The cast of "Spider-Man Turn Off The Dark" during curtail call at the Broadway opening night at Foxwoods Theatre on June 14, 2011 in New York City The cast of "Spider-Man Turn Off The Dark" during curtail call at the Broadway opening night at Foxwoods Theatre on June 14, 2011 in New York City

Don’t fear the Spider!

“Spider-Man: Turn Off The Dark” — the often re-tooled, re-booted, re-cued and much maligned show, with music and lyrics by U2’s Bono and The Edge — has officially landed on Broadway. And even those with severe arachnophobia will find something to like.

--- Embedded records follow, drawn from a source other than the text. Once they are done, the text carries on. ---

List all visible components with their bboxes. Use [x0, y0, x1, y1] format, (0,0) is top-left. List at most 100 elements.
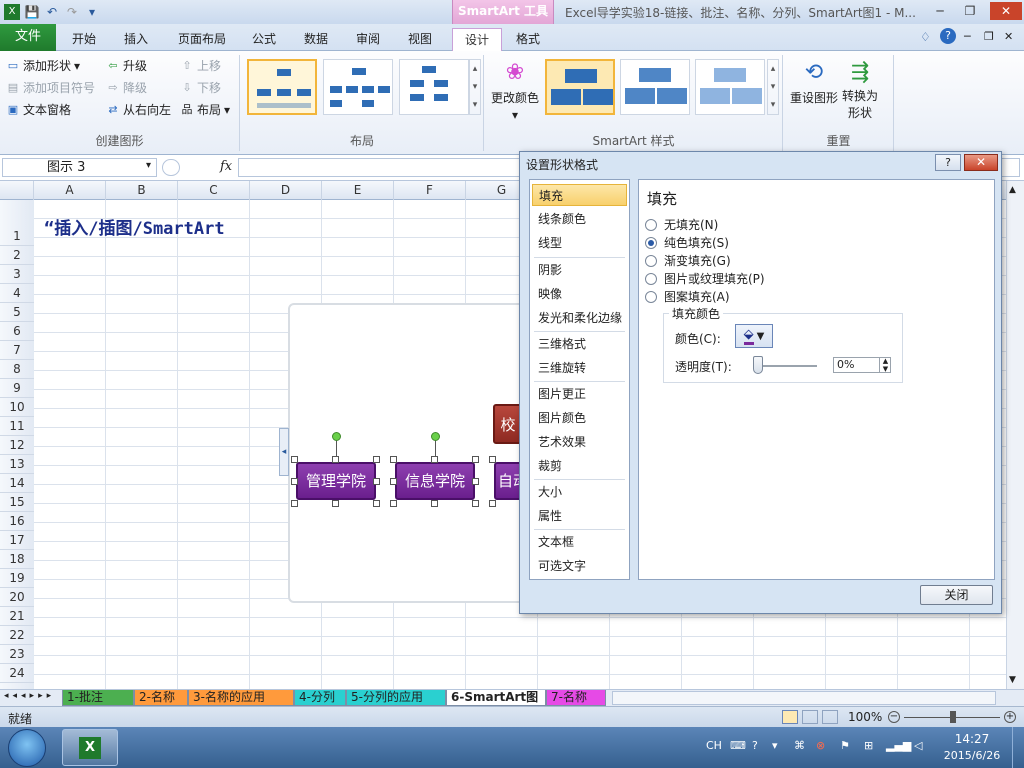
style-option-2[interactable] — [620, 59, 690, 115]
color-picker-button[interactable]: ⬙ ▼ — [735, 324, 773, 348]
row-header[interactable]: 14 — [0, 474, 34, 493]
resize-handle[interactable] — [431, 500, 438, 507]
row-header[interactable]: 12 — [0, 436, 34, 455]
row-header[interactable]: 4 — [0, 284, 34, 303]
save-icon[interactable]: 💾 — [24, 4, 40, 20]
dialog-help-button[interactable]: ? — [935, 154, 961, 171]
volume-icon[interactable]: ◁ — [914, 739, 922, 752]
category-reflection[interactable]: 映像 — [532, 283, 627, 305]
undo-icon[interactable]: ↶ — [44, 4, 60, 20]
resize-handle[interactable] — [390, 500, 397, 507]
flag-icon[interactable]: ⚑ — [840, 739, 850, 752]
category-fill[interactable]: 填充 — [532, 184, 627, 206]
zoom-out-icon[interactable]: − — [888, 711, 900, 723]
row-header[interactable]: 9 — [0, 379, 34, 398]
sheet-tab-2[interactable]: 2-名称 — [134, 690, 188, 706]
page-layout-view-icon[interactable] — [802, 710, 818, 724]
row-header[interactable]: 15 — [0, 493, 34, 512]
no-fill-option[interactable]: 无填充(N) — [645, 216, 718, 233]
normal-view-icon[interactable] — [782, 710, 798, 724]
rotate-handle[interactable] — [431, 432, 440, 441]
resize-handle[interactable] — [489, 500, 496, 507]
doc-minimize-icon[interactable]: ─ — [964, 30, 971, 43]
horizontal-scrollbar[interactable] — [612, 691, 996, 705]
styles-scroll[interactable]: ▴ ▾ ▾ — [767, 59, 779, 115]
security-alert-icon[interactable]: ⊗ — [816, 739, 825, 752]
column-header[interactable]: A — [34, 181, 106, 200]
tab-insert[interactable]: 插入 — [112, 28, 160, 51]
sheet-nav-icons[interactable]: ◂◂◂▸▸▸ — [4, 691, 55, 701]
start-button[interactable] — [8, 729, 46, 767]
category-glow[interactable]: 发光和柔化边缘 — [532, 307, 627, 329]
resize-handle[interactable] — [291, 500, 298, 507]
sheet-tab-1[interactable]: 1-批注 — [62, 690, 134, 706]
category-crop[interactable]: 裁剪 — [532, 455, 627, 477]
text-pane-button[interactable]: ▣ 文本窗格 — [6, 101, 71, 118]
resize-handle[interactable] — [472, 500, 479, 507]
column-header[interactable]: B — [106, 181, 178, 200]
excel-taskbar-button[interactable]: X — [62, 729, 118, 766]
move-down-button[interactable]: ⇩ 下移 — [180, 79, 221, 96]
scroll-up-icon[interactable]: ▲ — [1009, 185, 1016, 195]
select-all-corner[interactable] — [0, 181, 34, 200]
resize-handle[interactable] — [291, 478, 298, 485]
vertical-scrollbar[interactable]: ▲ ▼ — [1006, 181, 1024, 689]
transparency-slider-thumb[interactable] — [753, 356, 763, 374]
layout-option-1[interactable] — [247, 59, 317, 115]
resize-handle[interactable] — [472, 478, 479, 485]
row-header[interactable]: 8 — [0, 360, 34, 379]
sheet-tab-active[interactable]: 6-SmartArt图 — [446, 690, 546, 706]
windows-flag-icon[interactable]: ⊞ — [864, 739, 873, 752]
resize-handle[interactable] — [373, 456, 380, 463]
resize-handle[interactable] — [472, 456, 479, 463]
doc-restore-icon[interactable]: ❐ — [984, 30, 994, 43]
clock-date[interactable]: 2015/6/26 — [940, 749, 1004, 762]
category-artistic-effects[interactable]: 艺术效果 — [532, 431, 627, 453]
name-box-dropdown-icon[interactable]: ▾ — [146, 160, 151, 171]
style-option-1[interactable] — [545, 59, 615, 115]
tab-review[interactable]: 审阅 — [344, 28, 392, 51]
help-tray-icon[interactable]: ? — [752, 739, 758, 752]
row-header[interactable]: 10 — [0, 398, 34, 417]
category-line-style[interactable]: 线型 — [532, 232, 627, 254]
row-header[interactable]: 18 — [0, 550, 34, 569]
sheet-tab-3[interactable]: 3-名称的应用 — [188, 690, 294, 706]
row-header[interactable]: 22 — [0, 626, 34, 645]
zoom-slider-thumb[interactable] — [950, 711, 956, 723]
collapse-ribbon-icon[interactable]: ♢ — [920, 30, 931, 44]
row-header[interactable]: 6 — [0, 322, 34, 341]
layout-button[interactable]: 品布局 ▾ — [180, 101, 231, 118]
layouts-scroll[interactable]: ▴ ▾ ▾ — [469, 59, 481, 115]
promote-button[interactable]: ⇦ 升级 — [106, 57, 147, 74]
zoom-level[interactable]: 100% — [848, 710, 882, 724]
show-desktop-button[interactable] — [1012, 727, 1024, 768]
insert-function-icon[interactable]: fx — [220, 159, 232, 174]
tab-format[interactable]: 格式 — [504, 28, 552, 51]
add-bullet-button[interactable]: ▤ 添加项目符号 — [6, 79, 95, 96]
column-header[interactable]: D — [250, 181, 322, 200]
category-3d-rotation[interactable]: 三维旋转 — [532, 357, 627, 379]
excel-app-icon[interactable]: X — [4, 4, 20, 20]
close-window-button[interactable]: ✕ — [990, 2, 1022, 20]
row-header[interactable]: 2 — [0, 246, 34, 265]
style-option-3[interactable] — [695, 59, 765, 115]
category-line-color[interactable]: 线条颜色 — [532, 208, 627, 230]
move-up-button[interactable]: ⇧ 上移 — [180, 57, 221, 74]
row-header[interactable]: 16 — [0, 512, 34, 531]
tab-formulas[interactable]: 公式 — [240, 28, 288, 51]
scroll-down-icon[interactable]: ▼ — [1009, 675, 1016, 685]
right-to-left-button[interactable]: ⇄ 从右向左 — [106, 101, 171, 118]
resize-handle[interactable] — [373, 478, 380, 485]
resize-handle[interactable] — [332, 500, 339, 507]
row-header[interactable]: 11 — [0, 417, 34, 436]
row-header[interactable]: 23 — [0, 645, 34, 664]
sheet-tab-7[interactable]: 7-名称 — [546, 690, 606, 706]
resize-handle[interactable] — [489, 456, 496, 463]
help-icon[interactable]: ? — [940, 28, 956, 44]
layout-option-3[interactable] — [399, 59, 469, 115]
maximize-button[interactable]: ❐ — [956, 2, 984, 20]
category-properties[interactable]: 属性 — [532, 505, 627, 527]
rotate-handle[interactable] — [332, 432, 341, 441]
category-3d-format[interactable]: 三维格式 — [532, 333, 627, 355]
language-indicator[interactable]: CH — [706, 739, 722, 752]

After months of previews and postponed openings, the curtain finally came up for real on Tuesday night. Back in January, the show was a hopeless web of convuluted plot lines. The music was lost in a tangled mess. And the cast was struggling to make sense of a plot that wandered all over Manhattan.

But, after finally seeing the show (three times, in fact), it was clearly worth the wait.

In this latest version, Spidey has found his heart: the show now has as its center the romance between Peter Parker and Mary Jane. Lead actors Reeve Carney and Jennifer Damiano say it’s been a long haul, but it was worth it.

“We’re trying to bring more of the heart out in the show now and I think that’s what the creative team has done.The flying is still there, it’s still spectacular, but it really hits you on an emotional level now,” Carney told Access.

The score hits you too: it’s classic U2, chock full of The Edge’s signature guitar work. The soaring centerpiece, “Rise Above,” is a song that mixes a yearning for redemption with an underlying fear of failure. Can Spidey save the world from the Green Goblin? Will he get the girl? Other songs include the danceable “A Freak Like Me Needs Company” and “Bouncing Off the Walls,” a perfectly titled tune that describes the aftermath of the mysterious spider bite that sets the whole story in motion. I actually prefer the score to the band’s last studio album.

The production adds a visual element more often seen at a rock concert than on Broadway- mixing comic book rhetoric (Pow! Wham! Smash!) with a cleverly integrated video system that allows the Green Goblin to embrace his inner evil self and share it with the audience. Actor Patrick Page never disappoints as the dastardly doctor-turned-super villain. Each of the three times I saw the show, his part seemed to have been expanded and his musical moments clearly connected with the audience.

Tuesday night’s big Broadway premiere saw the show’s original director, Julie Taymor, join the cast and producers on stage for the curtain call. After a tumultuous tug of war between Taymor and U2, peace, it seems, is now at hand. Taymor embraced the Irish composers and expressed her happiness to reunite with the cast and crew.

“It’s been a long haul. I’ve spent a lot of my life on this show and I’m very happy to see it through,” she told Access.

As for all of the pre-opening jokes, Bono admits, “It’s been a humbling experience to realize how much we had to learn. But wow! What a sense of achievement tonight.”

Despite the pre-show injuries, there’s more flying than ever — but no one gets hurt, they seem to have finally gotten all of the wizardy under control. And you can’t help but feel a thrill as Spider-Man and the Goblin battle it out just a few dozen feet above your head!

Tuesday night’s opening show received an 11-minute standing ovation and The Edge was clearly pleased.

“We feel the show has come through the fire. It’s what we hoped to achieve - a show that will ulimately move people,” he told Access.

Still, Bono says don’t expect him or The Edge to slip into a pair of tights and go for a ride.

“We have a rule in our band. No golf or wearing tights,” he joked.